К счастью, «Эйзенхауэр» близко от «Касы», так как вряд ли я наскреб бы мелочь на метро. Однако, хотя искусство пешего хождения почти утеряно, я получил удовольствие от прогулки, которая к тому же дала мне время собраться с мыслями. Я не дурак. Я понимал, что если человек изо всех сил старается всучить деньги другому человеку, то самое времечко этому другому заглянуть в свои картишки, потому как тут, без сомнения, замешаны или незаконные, или опасные, или одновременно и те и другие делишки. Ну о законности ради законности я не так уж беспокоюсь; я согласен с Великим Бардом, что Закон — зачастую круглый идиот. Но, в основном, я все же предпочитаю придерживаться правильной стороны улицы.
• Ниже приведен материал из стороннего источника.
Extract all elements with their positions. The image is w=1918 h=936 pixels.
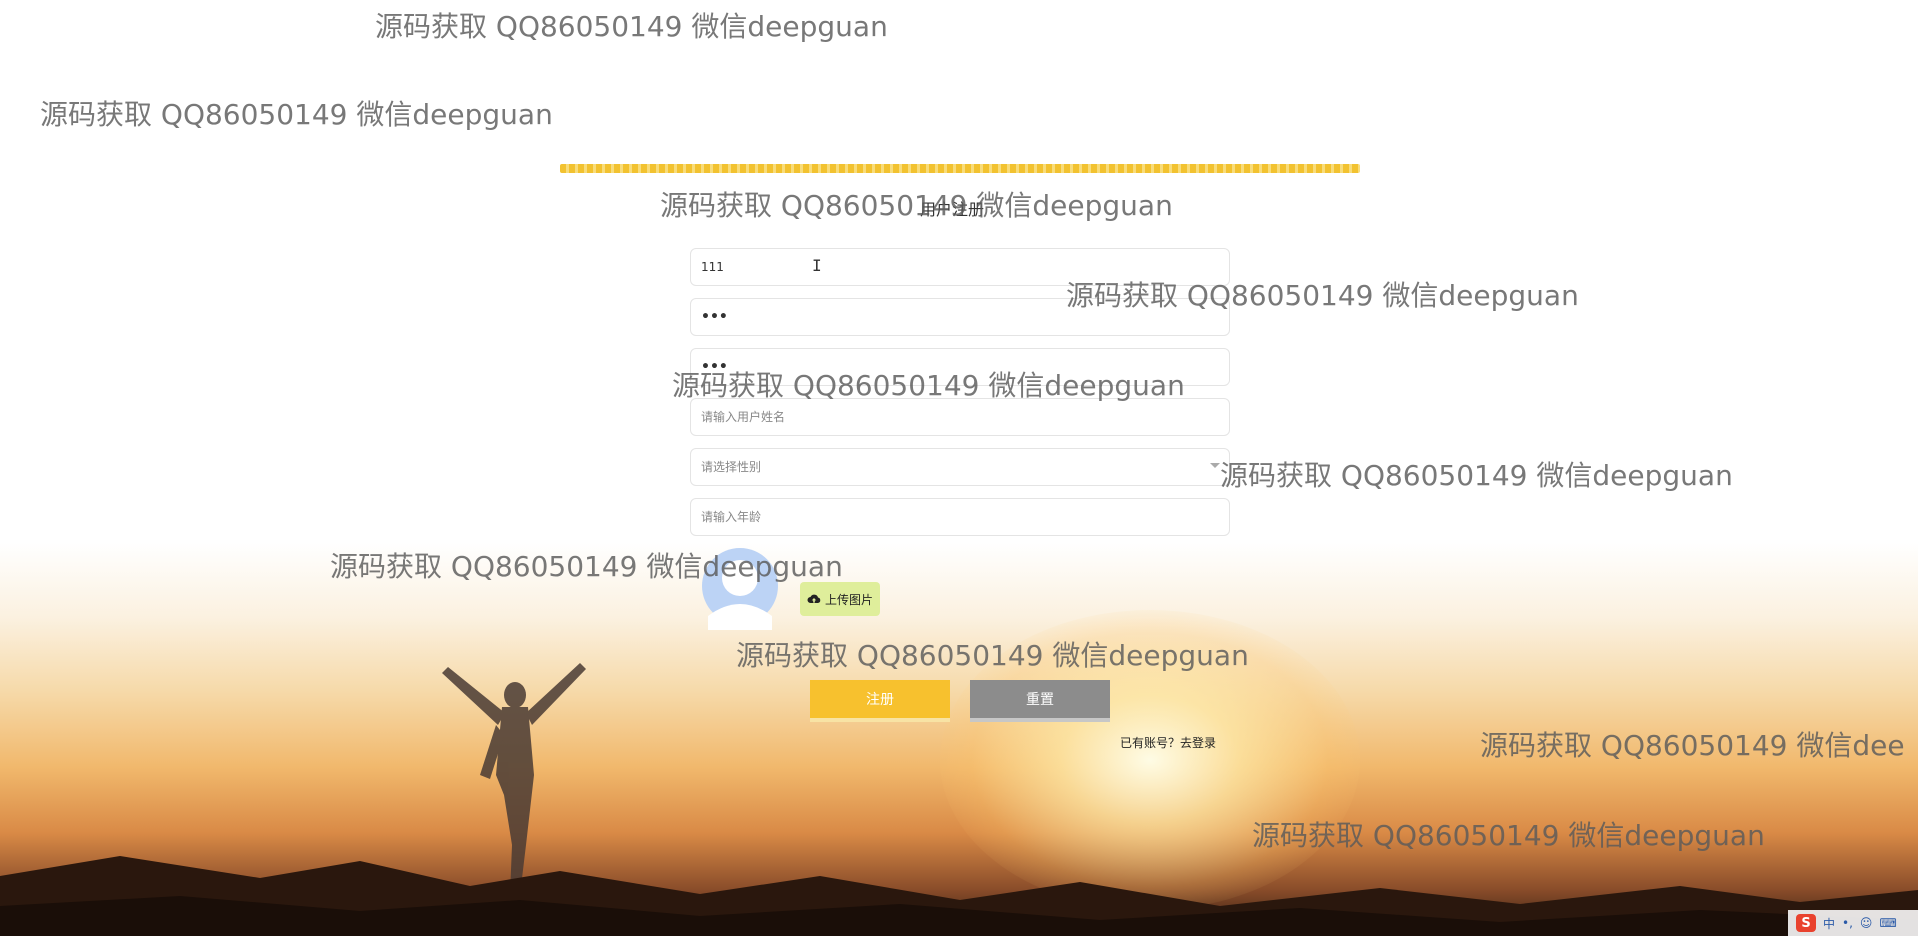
password-input[interactable]: ••• bbox=[690, 298, 1230, 336]
gender-select[interactable]: 请选择性别 bbox=[690, 448, 1230, 486]
mountains-silhouette bbox=[0, 856, 1918, 936]
watermark-text: 源码获取 QQ86050149 微信deepguan bbox=[660, 189, 1173, 222]
chevron-down-icon bbox=[1210, 463, 1220, 468]
avatar-placeholder-icon[interactable] bbox=[690, 548, 790, 630]
sogou-ime-icon[interactable]: S bbox=[1796, 914, 1816, 932]
watermark-text: 源码获取 QQ86050149 微信deepguan bbox=[375, 10, 888, 43]
emoji-icon[interactable]: ☺ bbox=[1860, 916, 1873, 930]
account-input[interactable]: 111 bbox=[690, 248, 1230, 286]
register-button[interactable]: 注册 bbox=[810, 680, 950, 722]
upload-button-label: 上传图片 bbox=[824, 592, 873, 607]
upload-image-button[interactable]: 上传图片 bbox=[800, 582, 880, 616]
decorative-band bbox=[560, 164, 1360, 173]
go-login-link[interactable]: 已有账号？去登录 bbox=[1120, 734, 1216, 751]
watermark-text: 源码获取 QQ86050149 微信deepguan bbox=[1220, 459, 1733, 492]
ime-toolbar[interactable]: S 中 •, ☺ ⌨ bbox=[1788, 910, 1918, 936]
name-input[interactable]: 请输入用户姓名 bbox=[690, 398, 1230, 436]
watermark-text: 源码获取 QQ86050149 微信deepguan bbox=[40, 98, 553, 131]
page-background: 用户注册 111 I ••• ••• 请输入用户姓名 请选择性别 请输入年龄 上… bbox=[0, 0, 1918, 936]
reset-button[interactable]: 重置 bbox=[970, 680, 1110, 722]
form-title: 用户注册 bbox=[920, 200, 985, 219]
watermark-text: 源码获取 QQ86050149 微信dee bbox=[1480, 729, 1905, 762]
age-input[interactable]: 请输入年龄 bbox=[690, 498, 1230, 536]
punctuation-toggle[interactable]: •, bbox=[1842, 916, 1853, 930]
confirm-password-input[interactable]: ••• bbox=[690, 348, 1230, 386]
keyboard-icon[interactable]: ⌨ bbox=[1879, 916, 1896, 930]
ime-mode-toggle[interactable]: 中 bbox=[1823, 915, 1835, 932]
text-cursor-icon: I bbox=[812, 256, 822, 275]
cloud-upload-icon bbox=[807, 594, 821, 603]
Однако я понимал, что сейчас фактов у меня маловато, а потому пока отложил беспокойство в сторону, перекинул плащ через правое плечо и широко зашагал вперед, наслаждаясь теплой осенней погодой и богатым ассортиментом запахов Метрополиса. Прибыв к месту назначения, я решил пренебречь парадным входом и прямо из полуподвала взлетел на лифте на двадцать первый этаж, смутно ощущая, что это не то место, где хочется, чтобы тебя запомнили в лицо. Мой друг впустил меня в номер.
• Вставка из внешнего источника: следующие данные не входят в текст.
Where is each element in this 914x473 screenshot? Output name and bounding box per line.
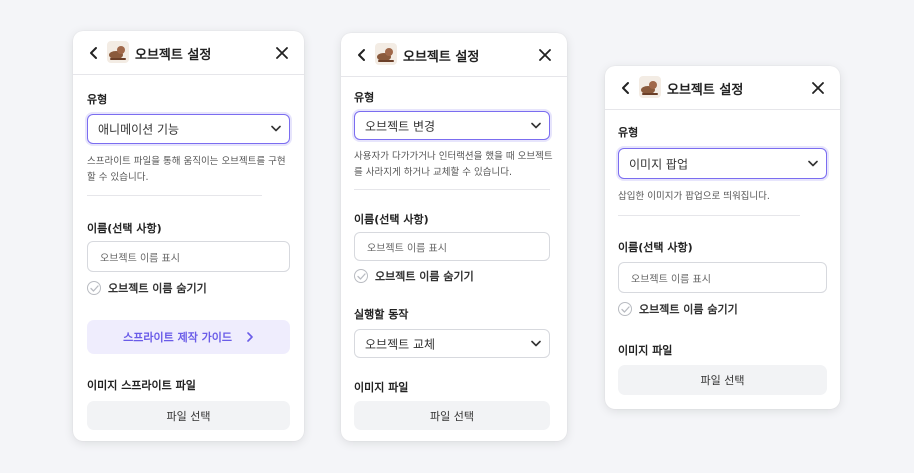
- divider: [87, 195, 262, 196]
- name-input-placeholder: 오브젝트 이름 표시: [100, 253, 180, 264]
- type-label: 유형: [618, 126, 639, 139]
- panel-title: 오브젝트 설정: [135, 48, 212, 63]
- name-label: 이름(선택 사항): [354, 213, 429, 226]
- object-thumbnail: [639, 76, 661, 98]
- hide-name-checkbox[interactable]: 오브젝트 이름 숨기기: [87, 280, 207, 296]
- type-description: 사용자가 다가가거나 인터랙션을 했을 때 오브젝트를 사라지게 하거나 교체할…: [354, 151, 553, 178]
- sprite-guide-button[interactable]: 스프라이트 제작 가이드: [87, 320, 290, 354]
- close-icon[interactable]: [276, 47, 288, 59]
- action-select-value: 오브젝트 교체: [365, 337, 436, 351]
- file-label: 이미지 스프라이트 파일: [87, 379, 196, 392]
- file-select-button[interactable]: 파일 선택: [618, 365, 827, 395]
- name-input-placeholder: 오브젝트 이름 표시: [631, 274, 711, 285]
- divider: [618, 215, 800, 216]
- hide-name-label: 오브젝트 이름 숨기기: [375, 270, 474, 283]
- hide-name-label: 오브젝트 이름 숨기기: [108, 282, 207, 295]
- check-circle-icon: [354, 269, 368, 283]
- type-description: 삽입한 이미지가 팝업으로 띄워집니다.: [618, 191, 770, 202]
- type-label: 유형: [354, 91, 375, 104]
- chevron-left-icon[interactable]: [355, 46, 369, 64]
- file-select-label: 파일 선택: [430, 409, 474, 423]
- chevron-down-icon: [271, 125, 281, 132]
- file-label: 이미지 파일: [354, 381, 409, 394]
- chevron-left-icon[interactable]: [619, 79, 633, 97]
- object-thumbnail: [375, 43, 397, 65]
- type-description: 스프라이트 파일을 통해 움직이는 오브젝트를 구현할 수 있습니다.: [87, 156, 286, 183]
- chevron-down-icon: [808, 160, 818, 166]
- chevron-left-icon[interactable]: [87, 44, 101, 62]
- close-icon[interactable]: [812, 82, 824, 94]
- type-select-value: 애니메이션 기능: [98, 122, 180, 137]
- type-select[interactable]: 애니메이션 기능: [87, 114, 290, 144]
- file-select-button[interactable]: 파일 선택: [87, 401, 290, 430]
- panel-header: 오브젝트 설정: [73, 31, 304, 75]
- sprite-guide-label: 스프라이트 제작 가이드: [123, 331, 232, 344]
- file-select-label: 파일 선택: [166, 409, 211, 423]
- action-label: 실행할 동작: [354, 308, 409, 321]
- name-input[interactable]: 오브젝트 이름 표시: [87, 241, 290, 272]
- type-select-value: 오브젝트 변경: [365, 119, 436, 133]
- file-select-button[interactable]: 파일 선택: [354, 401, 550, 430]
- name-label: 이름(선택 사항): [87, 222, 162, 235]
- check-circle-icon: [87, 281, 101, 295]
- hide-name-label: 오브젝트 이름 숨기기: [639, 303, 738, 316]
- panel-title: 오브젝트 설정: [403, 50, 480, 65]
- file-label: 이미지 파일: [618, 344, 673, 357]
- panel-header: 오브젝트 설정: [605, 66, 840, 110]
- close-icon[interactable]: [539, 49, 551, 61]
- hide-name-checkbox[interactable]: 오브젝트 이름 숨기기: [354, 268, 474, 284]
- name-input-placeholder: 오브젝트 이름 표시: [367, 243, 447, 254]
- type-select[interactable]: 오브젝트 변경: [354, 111, 550, 140]
- name-input[interactable]: 오브젝트 이름 표시: [354, 232, 550, 261]
- type-select-value: 이미지 팝업: [629, 157, 689, 171]
- hide-name-checkbox[interactable]: 오브젝트 이름 숨기기: [618, 301, 738, 317]
- panel-title: 오브젝트 설정: [667, 83, 744, 98]
- name-label: 이름(선택 사항): [618, 241, 693, 254]
- chevron-down-icon: [531, 122, 541, 128]
- chevron-right-icon: [247, 332, 253, 342]
- name-input[interactable]: 오브젝트 이름 표시: [618, 262, 827, 293]
- divider: [354, 189, 550, 190]
- object-thumbnail: [107, 41, 129, 63]
- panel-header: 오브젝트 설정: [341, 33, 567, 77]
- type-label: 유형: [87, 93, 108, 106]
- object-settings-panel-animation: 오브젝트 설정 유형 애니메이션 기능 스프라이트 파일을 통해 움직이는 오브…: [73, 31, 304, 441]
- action-select[interactable]: 오브젝트 교체: [354, 329, 550, 358]
- file-select-label: 파일 선택: [700, 374, 745, 387]
- object-settings-panel-image-popup: 오브젝트 설정 유형 이미지 팝업 삽입한 이미지가 팝업으로 띄워집니다. 이…: [605, 66, 840, 409]
- object-settings-panel-change: 오브젝트 설정 유형 오브젝트 변경 사용자가 다가가거나 인터랙션을 했을 때…: [341, 33, 567, 441]
- check-circle-icon: [618, 302, 632, 316]
- chevron-down-icon: [531, 340, 541, 346]
- type-select[interactable]: 이미지 팝업: [618, 148, 827, 179]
— Не могли поскорее! — рявкнул он.

— Разве долго? — только и ответил я, оглядываясь вокруг. Это был дорогой номер, как я и ожидал, но изрядно замусоренный. А еще тут и там в беспорядке стояло около дюжины грязных стаканов и кофейных чашек. Не трудно было догадаться, что я был последним из многих визитеров. На кушетке развалился, мрачно поглядывая на меня, еще один мужчина, в котором я тут же определил космолетчика.

Я вопросительно взглянул на него, но он не представился.

— Ну ладно, добрался все-таки. Приступим к делу.

— Охотно. Но помнится мне, — добавил я, — что кто-то упоминал то ли о премии, то ли о надбавке к гонорару…

— Ах, да! — Он повернулся к человеку на кушетке: Джок, заплати ему.

— Это еще за что?!

— ЗАПЛАТИ!!!

Теперь я узнал, кто из них босс, хотя, как я потом выяснил, сомнений такого рода, если Дак Бродбент находится поблизости, никогда не возникает. Тот парень быстренько вскочил и, помрачнев еще больше, отсчитал мне одну бумажку в пятьдесят и еще пять десятками. Я небрежно сунул их в карман, конечно, не пересчитывая, и сказал:

— К вашим услугам, джентльмены.

Дак пожевал губами.

— Во-первых, я хочу, чтобы вы поклялись, что даже во сне не проговоритесь об этом деле.

— Если моего простого честного слова мало, то какова цена моей клятвы? — Я взглянул на того, что снова разлегся на кушетке. — Мне кажется, мы не знакомы. Меня зовут Лоренцо.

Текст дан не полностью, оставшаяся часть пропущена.